Dictyophora polysaccharides alleviate intestinal-hepatic injury exposed to low-arsenic by regulating the imbalance of gut microbiota and LPS/TLR4 pathway in rats

Intestinal and liver damage caused by low arsenic exposure exists in worldwide, but the pathogenic mechanism is not clear at present.Dictyophora is a characteristic edible and medicinal fungus in China, and research has shown that its polysaccharides have good prebiotic effects.Therefore,we explored whether volva polysaccharide from Dictyophora has a certain therapeutic effect and its mechanism on intestinal and hepatic injury caused by low arsenic exposure.Firstly,we constructed the SD rat model of enteritis caused by low arsenic-induced.Then, from the perspectives of inflammatory responses capacity,histological alterations and serum biochemical levels of rats by arsenic-exposed with DIP intervention are analyzes the possible mechanism of intestinal and liver injury.Besides, the caecal microbiomes patterns were analysed using 16 S rDNA amplicon sequencing.Results showed that dictyophora polysaccharide increased the abundance of beneficial bacteria such as Turicibacter, Oscillospiraceae_UCG-005,and reduced the abundance of Desulfovibrionia and Lachnospiraceae_NK4A136_group proinflammatory bacteria.After dictyophora polysaccharide intervention, the pathological changes of liver and colon were alleviated,and the levels of triglyceride, total cholesterol,and lipopolysaccharide in hepatic portal vein, total arsenic contents in the liver and colon tissues were reduced.
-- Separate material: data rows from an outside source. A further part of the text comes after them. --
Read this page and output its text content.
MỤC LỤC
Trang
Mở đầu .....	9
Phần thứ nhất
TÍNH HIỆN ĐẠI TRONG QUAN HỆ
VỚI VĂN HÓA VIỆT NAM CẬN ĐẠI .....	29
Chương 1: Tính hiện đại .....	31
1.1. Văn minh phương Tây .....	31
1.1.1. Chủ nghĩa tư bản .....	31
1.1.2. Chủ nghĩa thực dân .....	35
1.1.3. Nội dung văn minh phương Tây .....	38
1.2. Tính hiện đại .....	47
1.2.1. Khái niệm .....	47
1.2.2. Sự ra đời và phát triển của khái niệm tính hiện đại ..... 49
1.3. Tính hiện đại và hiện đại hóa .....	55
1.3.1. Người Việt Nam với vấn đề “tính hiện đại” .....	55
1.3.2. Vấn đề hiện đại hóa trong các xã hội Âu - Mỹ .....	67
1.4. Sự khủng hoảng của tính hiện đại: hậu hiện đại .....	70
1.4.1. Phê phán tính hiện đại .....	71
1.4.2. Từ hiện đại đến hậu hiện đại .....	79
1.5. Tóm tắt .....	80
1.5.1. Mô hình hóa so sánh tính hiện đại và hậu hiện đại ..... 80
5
Finally,we also found after dictyophora polysaccharide intervention,the gene and protein expression of Toll-like receptor 4 was returned to normal level,and the expression levels of pro-inflammatory factors in liver and colon were reduce. In summary, our study found that dictyophora polysaccharide alleviated intestinal and hepatic injury in rats exposed to low arsenic by regulated intestinal microbiota and reduced TLR4 activation, which inhibited downstream proteins MyD88 to reduce the nuclear translocation of the NF-κB p65 genes and protein.